Bernd Gauss hat das Gefühl, dass die Lkw-Fahrer in vielen Betrieben behandelt werden, „als hätten wir die Pest“. Was immer normal war, wird ihnen jetzt verweigert: „Toiletten und sanitäre Anlagen sind für uns tabu. Wenn wir uns bei der Be- beziehungsweise Verladung die Hände dreckig machen, haben wir keine Möglichkeit, uns die zu waschen, und müssen so unsere Tour fortsetzen.“ Seine Lösung, die er für dieses Problem gefunden hatte, taugt inzwischen nichts mehr: „Ich habe mir dafür im Frühjahr provisorisch einen Wasserbehälter und Seifenspender am Lkw angebaut, der mir aber nun im Winter nichts bringt, da das Wasser einfriert.“

Es geht noch extremer: „Manche Firmen verlangen sogar, dass der Fahrer im Lkw bleiben muss, bis der Staplerfahrer den Lkw beladen hat. Dies habe ich stets verweigert, da es mein Lkw ist und ich den Beladevorgang überprüfen muss.

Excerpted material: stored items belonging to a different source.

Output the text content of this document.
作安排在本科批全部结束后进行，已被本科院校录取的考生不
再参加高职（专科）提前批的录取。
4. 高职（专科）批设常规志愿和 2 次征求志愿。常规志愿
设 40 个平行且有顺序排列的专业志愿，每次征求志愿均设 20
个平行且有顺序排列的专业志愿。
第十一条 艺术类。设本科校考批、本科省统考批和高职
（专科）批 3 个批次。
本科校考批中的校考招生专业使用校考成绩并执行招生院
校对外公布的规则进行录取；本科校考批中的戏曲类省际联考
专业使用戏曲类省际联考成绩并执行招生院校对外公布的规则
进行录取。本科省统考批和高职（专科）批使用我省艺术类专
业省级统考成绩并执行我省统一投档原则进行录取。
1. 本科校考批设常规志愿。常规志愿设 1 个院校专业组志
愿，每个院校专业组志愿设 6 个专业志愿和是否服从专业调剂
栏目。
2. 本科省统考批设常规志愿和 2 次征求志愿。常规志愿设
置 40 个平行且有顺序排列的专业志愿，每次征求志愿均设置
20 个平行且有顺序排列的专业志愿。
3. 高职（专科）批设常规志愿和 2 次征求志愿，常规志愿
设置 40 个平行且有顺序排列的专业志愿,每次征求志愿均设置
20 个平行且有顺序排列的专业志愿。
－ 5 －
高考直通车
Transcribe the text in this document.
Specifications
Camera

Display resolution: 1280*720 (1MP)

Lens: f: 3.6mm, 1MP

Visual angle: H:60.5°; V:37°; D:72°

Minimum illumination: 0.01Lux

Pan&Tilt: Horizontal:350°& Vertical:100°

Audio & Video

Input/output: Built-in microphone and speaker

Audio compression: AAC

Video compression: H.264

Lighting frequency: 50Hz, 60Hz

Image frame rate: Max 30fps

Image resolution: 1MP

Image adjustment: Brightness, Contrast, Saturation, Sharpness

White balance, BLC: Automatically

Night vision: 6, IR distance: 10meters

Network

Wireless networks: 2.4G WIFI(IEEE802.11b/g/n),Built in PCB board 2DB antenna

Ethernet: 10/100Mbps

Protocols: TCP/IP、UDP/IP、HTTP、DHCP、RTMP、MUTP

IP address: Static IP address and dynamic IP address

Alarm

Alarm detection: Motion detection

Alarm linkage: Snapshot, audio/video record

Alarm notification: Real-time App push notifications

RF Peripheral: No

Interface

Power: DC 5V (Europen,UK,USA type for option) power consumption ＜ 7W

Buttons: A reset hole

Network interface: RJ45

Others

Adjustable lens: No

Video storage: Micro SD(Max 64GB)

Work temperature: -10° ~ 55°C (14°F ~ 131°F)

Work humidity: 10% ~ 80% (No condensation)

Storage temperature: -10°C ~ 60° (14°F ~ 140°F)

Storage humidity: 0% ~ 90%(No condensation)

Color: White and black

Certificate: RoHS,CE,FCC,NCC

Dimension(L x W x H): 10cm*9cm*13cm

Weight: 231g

Das gibt jedes Mal eine heftige Auseinandersetzung.“

Vielleicht gibt es eine Bockwurst

Unterwegs ist es auch nicht besser: „Es gibt für uns Fahrer kein warmes Essen, eventuell eine Bockwurst an der Tankstelle, das war es dann aber schon.“ Geöffnet seien außerdem nur die Toiletten an den Tankstellen, wo dann eines von zwei Waschbecken wegen der Abstandsregelung gesperrt ist. „Das heißt, wenn ich in meinem Lkw geschlafen habe und morgens um 4 Uhr aufstehe, muss ich mich oft 20 Minuten anstehen, um mich zu waschen, da es ja noch andere Lkw-Fahrer gibt.“

Bernd Gauss will weder jammern noch klagen - und schon gar nicht anklagen. Er freut sich immer, wenn er in einen Betrieb kommt, in dem die Hygieneregeln vorbildlich umgesetzt sind und entsprechend für alle gelten. Er appelliert vor allem an die Verantwortlichen, sich einmal in die Lage der Fahrer zu versetzen: „Da sollten sich die Geschäftsführer einmal Gedanken machen, wie wir behandelt werden. Das wäre mir wichtig.“ Ein vergleichsweise bescheidener Wunsch, so kurz vor Weihnachten.